As I wrote here, the deal was a big win for Amazon, while Sears/Kenmore will also benefit from Amazon’s e-commerce capabilities. At the same time, Sears continues to struggle and, long-term, this deal could the first step towards new business models where Kenmore works with other players to help develop partner products. Who’s to say that at some point Amazon doesn’t consider working with Kenmore to make a refrigerator or – as they did with Whole Foods – just buy the company?

Amazon Loves Food

This one might seem obvious, but Amazon loves the food business. If the surprising acquisition of Whole Foods wasn’t enough to convince you, certainly their decade-long investment in grocery delivery, experimentation with new store formats, their drive-through pick up concept, Fresh subscriptions and various other initiatives are signs of how excited Amazon is about the food market. And why not? They know along with Walmart that food is the biggest portion of consumer wallet spend outside of housing and transportation (roughly 13% of consumer household budgets go towards food).

Much how Amazon eventually invested in hardware for entertainment because they saw a huge opportunity for new business models as the living room became digitized, who’s to say they won’t think the same thing about food as the kitchen goes through the same digital transformation?

The Fridge Is The Heart Of The Kitchen

In some ways, one could argue the fridge is the heart of the kitchen. Samsung certainly thinks so, doubling down on a strategy around their Family Hub refrigerator this year and likely continuing to bet on the smart fridge. Rumors have been floating for the last couple years that Amazon was making a kitchen computer – which eventually turned into was the Echo Show – but who’s to say Amazon wouldn’t just consider moving the technology for the Show into the fridge itself alongside all the other tech they are have developed for the kitchen?

All The Reasons They Won’t Make a Fridge

As I said, there are lots of reasons not to make a fridge. One is the company usually invests in smaller, low-cost hardware products in new categories. Another is there’s a good chance that if Amazon wanted inside our fridge, they would simply consider making a retrofit solution similar to the Smarter fridge cam.  And if they wanted to make a home storage device, why not just make a front-door locker system, something akin to an Amazon locker for the front door?

But still…

Conclusion: Gene Munster, My Apologies

The Amazon fridge question reminds me of a few years ago when folks speculated whether Apple would make a TV. One analyst in particular, Gene Munster, seemed to bet his whole career on the idea before eventually admitting he’d been wrong.

Part of the reason Munster speculated for years about an Apple TV was there were lots of signals.  Patent filings, investment in digital entertainment platforms and the recurring pattern of Apple coming up with a new hero consumer product every couple years fed into Munster’s thinking.

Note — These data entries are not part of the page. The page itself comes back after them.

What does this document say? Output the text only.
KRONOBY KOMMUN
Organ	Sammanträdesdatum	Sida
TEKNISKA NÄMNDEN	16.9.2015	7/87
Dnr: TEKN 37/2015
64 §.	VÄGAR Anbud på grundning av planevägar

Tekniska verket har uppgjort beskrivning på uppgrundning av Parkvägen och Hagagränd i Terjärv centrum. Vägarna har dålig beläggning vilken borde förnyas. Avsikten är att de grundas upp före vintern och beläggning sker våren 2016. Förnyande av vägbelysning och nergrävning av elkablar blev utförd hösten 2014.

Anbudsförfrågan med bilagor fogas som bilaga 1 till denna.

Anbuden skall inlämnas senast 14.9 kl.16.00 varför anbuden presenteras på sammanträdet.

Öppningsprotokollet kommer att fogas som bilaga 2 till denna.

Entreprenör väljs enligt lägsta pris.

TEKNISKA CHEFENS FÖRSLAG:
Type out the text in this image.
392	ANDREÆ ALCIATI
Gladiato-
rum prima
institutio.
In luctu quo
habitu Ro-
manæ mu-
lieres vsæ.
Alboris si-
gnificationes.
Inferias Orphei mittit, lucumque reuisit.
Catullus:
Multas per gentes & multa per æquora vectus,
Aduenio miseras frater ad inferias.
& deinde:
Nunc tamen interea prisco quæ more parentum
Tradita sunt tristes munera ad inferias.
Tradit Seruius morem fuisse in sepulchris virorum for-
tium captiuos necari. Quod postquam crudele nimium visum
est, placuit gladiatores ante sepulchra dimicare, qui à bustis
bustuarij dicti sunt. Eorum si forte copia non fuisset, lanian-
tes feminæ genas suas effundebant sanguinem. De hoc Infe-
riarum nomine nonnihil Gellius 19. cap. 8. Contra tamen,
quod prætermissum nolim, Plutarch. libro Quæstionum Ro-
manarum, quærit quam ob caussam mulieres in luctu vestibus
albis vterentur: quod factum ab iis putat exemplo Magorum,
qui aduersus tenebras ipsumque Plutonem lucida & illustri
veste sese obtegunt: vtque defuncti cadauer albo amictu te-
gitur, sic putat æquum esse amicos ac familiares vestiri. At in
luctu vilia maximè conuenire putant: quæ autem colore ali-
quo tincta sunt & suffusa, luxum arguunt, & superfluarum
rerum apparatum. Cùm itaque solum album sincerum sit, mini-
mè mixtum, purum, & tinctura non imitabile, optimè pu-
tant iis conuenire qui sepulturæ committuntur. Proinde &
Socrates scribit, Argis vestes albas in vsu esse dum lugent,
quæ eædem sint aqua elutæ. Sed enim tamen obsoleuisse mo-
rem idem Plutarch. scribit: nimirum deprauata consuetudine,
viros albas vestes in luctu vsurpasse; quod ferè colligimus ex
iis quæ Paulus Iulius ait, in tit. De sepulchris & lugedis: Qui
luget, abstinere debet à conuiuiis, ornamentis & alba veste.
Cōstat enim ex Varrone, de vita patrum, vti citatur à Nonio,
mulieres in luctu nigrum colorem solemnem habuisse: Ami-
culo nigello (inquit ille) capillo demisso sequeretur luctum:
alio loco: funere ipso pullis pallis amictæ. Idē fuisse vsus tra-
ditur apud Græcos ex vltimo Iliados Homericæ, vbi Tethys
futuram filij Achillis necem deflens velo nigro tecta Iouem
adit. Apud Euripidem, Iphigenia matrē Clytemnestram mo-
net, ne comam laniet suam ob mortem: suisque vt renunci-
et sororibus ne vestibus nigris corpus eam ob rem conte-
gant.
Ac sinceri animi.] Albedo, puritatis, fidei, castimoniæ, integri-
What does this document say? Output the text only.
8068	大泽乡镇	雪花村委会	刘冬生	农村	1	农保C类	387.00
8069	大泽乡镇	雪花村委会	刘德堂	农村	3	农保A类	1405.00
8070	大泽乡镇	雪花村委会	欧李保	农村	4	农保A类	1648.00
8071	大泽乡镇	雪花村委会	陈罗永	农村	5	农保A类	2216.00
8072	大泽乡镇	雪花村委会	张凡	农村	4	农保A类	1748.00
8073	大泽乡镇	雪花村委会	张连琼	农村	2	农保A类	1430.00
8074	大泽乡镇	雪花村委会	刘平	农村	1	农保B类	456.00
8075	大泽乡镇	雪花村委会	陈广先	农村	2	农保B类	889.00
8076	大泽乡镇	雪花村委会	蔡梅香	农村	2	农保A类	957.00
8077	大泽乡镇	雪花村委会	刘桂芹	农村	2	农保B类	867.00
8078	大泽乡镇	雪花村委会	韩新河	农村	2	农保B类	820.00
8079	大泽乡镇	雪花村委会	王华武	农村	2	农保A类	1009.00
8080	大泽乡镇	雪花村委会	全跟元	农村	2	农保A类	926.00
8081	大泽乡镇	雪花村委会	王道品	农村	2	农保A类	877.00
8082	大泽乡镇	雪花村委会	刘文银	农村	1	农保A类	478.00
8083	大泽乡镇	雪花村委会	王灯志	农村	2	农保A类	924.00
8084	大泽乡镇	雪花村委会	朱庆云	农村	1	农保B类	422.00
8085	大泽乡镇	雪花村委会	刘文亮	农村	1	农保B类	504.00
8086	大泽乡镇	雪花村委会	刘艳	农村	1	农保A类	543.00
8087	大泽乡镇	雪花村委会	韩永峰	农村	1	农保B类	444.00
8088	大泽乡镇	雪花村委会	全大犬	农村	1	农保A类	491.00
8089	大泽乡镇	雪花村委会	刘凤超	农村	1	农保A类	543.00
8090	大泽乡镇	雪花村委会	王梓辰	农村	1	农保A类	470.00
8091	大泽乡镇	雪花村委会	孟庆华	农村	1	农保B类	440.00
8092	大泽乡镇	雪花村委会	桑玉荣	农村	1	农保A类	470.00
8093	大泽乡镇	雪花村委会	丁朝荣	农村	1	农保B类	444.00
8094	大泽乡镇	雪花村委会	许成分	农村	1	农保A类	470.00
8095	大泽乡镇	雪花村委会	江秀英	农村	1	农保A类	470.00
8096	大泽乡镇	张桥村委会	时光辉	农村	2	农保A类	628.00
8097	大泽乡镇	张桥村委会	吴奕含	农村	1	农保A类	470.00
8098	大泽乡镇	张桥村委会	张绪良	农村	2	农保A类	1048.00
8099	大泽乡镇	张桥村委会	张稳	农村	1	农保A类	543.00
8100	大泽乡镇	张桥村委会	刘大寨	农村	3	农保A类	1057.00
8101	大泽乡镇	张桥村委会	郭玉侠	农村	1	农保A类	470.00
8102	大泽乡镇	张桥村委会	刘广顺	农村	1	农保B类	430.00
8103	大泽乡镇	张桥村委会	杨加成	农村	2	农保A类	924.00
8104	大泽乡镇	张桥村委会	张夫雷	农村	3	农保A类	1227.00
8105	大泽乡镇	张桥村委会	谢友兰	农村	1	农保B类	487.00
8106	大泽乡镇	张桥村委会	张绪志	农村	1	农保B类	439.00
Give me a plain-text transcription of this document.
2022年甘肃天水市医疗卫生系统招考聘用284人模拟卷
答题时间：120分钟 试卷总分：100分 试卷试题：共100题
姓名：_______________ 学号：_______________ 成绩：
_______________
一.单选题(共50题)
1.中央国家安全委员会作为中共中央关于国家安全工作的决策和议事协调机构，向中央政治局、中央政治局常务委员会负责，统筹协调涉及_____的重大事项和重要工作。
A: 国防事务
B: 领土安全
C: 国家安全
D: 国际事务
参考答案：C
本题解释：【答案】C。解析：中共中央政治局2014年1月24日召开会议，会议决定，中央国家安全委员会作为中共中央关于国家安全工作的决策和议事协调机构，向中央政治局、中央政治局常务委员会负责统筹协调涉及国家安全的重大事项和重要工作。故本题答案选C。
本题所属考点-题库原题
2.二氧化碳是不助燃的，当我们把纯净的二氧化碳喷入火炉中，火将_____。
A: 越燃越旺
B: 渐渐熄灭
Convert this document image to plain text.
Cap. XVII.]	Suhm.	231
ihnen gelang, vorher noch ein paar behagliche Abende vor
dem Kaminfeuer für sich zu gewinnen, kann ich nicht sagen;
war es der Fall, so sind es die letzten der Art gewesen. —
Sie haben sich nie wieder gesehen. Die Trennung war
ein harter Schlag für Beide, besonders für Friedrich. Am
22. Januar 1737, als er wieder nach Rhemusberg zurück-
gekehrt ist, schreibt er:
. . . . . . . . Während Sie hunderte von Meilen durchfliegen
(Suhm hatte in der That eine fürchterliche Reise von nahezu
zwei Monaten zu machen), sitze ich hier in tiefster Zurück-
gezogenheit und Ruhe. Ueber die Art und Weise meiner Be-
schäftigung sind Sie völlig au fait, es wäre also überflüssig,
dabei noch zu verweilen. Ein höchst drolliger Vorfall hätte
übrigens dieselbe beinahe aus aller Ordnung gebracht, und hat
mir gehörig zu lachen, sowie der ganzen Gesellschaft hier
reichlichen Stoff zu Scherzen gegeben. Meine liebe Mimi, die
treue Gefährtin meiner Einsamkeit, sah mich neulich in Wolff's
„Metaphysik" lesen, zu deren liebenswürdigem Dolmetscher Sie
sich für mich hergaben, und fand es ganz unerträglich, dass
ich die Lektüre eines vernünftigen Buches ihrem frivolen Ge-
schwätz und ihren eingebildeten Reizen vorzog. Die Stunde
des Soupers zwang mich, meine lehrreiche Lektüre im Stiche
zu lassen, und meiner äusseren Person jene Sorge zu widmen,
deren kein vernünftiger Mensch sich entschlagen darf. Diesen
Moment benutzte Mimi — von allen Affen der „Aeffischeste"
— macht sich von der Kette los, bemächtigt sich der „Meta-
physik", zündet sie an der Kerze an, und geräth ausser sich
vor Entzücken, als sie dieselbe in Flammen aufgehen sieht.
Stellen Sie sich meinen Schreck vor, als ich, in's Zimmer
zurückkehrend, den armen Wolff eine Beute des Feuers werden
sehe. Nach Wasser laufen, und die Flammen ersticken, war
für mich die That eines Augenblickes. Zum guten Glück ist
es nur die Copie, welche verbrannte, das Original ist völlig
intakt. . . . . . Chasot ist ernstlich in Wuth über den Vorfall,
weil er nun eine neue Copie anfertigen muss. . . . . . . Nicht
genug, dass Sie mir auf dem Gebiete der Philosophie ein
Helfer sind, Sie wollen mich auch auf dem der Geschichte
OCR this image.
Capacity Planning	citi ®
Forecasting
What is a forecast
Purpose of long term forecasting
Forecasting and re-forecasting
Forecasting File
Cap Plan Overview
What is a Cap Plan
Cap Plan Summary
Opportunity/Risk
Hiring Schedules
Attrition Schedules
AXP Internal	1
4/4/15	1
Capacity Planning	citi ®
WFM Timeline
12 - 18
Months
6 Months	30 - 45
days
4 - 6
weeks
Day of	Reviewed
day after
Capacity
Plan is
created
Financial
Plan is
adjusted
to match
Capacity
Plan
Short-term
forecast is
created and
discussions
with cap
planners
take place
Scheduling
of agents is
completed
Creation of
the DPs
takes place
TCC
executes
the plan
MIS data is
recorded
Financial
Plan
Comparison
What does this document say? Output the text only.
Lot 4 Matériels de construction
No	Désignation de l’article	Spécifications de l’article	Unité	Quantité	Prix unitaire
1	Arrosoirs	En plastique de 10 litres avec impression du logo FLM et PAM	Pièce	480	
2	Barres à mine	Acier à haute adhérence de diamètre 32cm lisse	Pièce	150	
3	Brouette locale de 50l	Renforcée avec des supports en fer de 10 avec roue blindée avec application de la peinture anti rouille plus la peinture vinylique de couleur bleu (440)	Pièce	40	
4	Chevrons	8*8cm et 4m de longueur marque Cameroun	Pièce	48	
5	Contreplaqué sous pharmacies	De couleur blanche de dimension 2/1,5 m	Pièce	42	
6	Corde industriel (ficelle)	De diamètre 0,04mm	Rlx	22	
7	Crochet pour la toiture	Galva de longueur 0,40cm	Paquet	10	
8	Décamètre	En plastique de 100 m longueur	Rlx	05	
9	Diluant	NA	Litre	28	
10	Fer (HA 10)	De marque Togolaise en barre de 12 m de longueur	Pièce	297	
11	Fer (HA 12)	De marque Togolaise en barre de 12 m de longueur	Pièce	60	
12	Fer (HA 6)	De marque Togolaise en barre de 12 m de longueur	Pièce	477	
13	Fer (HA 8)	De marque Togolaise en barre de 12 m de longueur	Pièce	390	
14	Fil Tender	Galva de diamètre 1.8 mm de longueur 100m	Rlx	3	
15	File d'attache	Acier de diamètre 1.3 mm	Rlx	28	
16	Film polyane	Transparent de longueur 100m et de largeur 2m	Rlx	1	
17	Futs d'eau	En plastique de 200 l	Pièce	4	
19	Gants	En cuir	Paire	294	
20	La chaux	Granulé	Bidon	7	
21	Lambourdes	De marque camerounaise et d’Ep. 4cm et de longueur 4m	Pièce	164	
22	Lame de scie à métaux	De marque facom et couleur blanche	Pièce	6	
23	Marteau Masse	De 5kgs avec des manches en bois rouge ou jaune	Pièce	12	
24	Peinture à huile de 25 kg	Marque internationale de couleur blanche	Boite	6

So, while I don’t intend to become the Gene Munster of the Amazon fridge and wage a multiyear speculation battle about why its the right thing to do, I figured I’d at least play Munster for a day and ask the question: will Amazon make a smart fridge?

Probably not.

Buy maybe.

1 COMMENT

  1. I wouldn’t rule it out.

    Amazon has shown they’re willing to try disrupting existing categories (books, tv, phones). There’s no reason the couldn’t go big.

    The lynchpin could be their relationship with Kenmore. If Kenmore is in bed with Amazon, Sear’s hunger for operating cash could drive them to sell part or whole. The GE relationship complicates things a bit, but not a dealbreaker.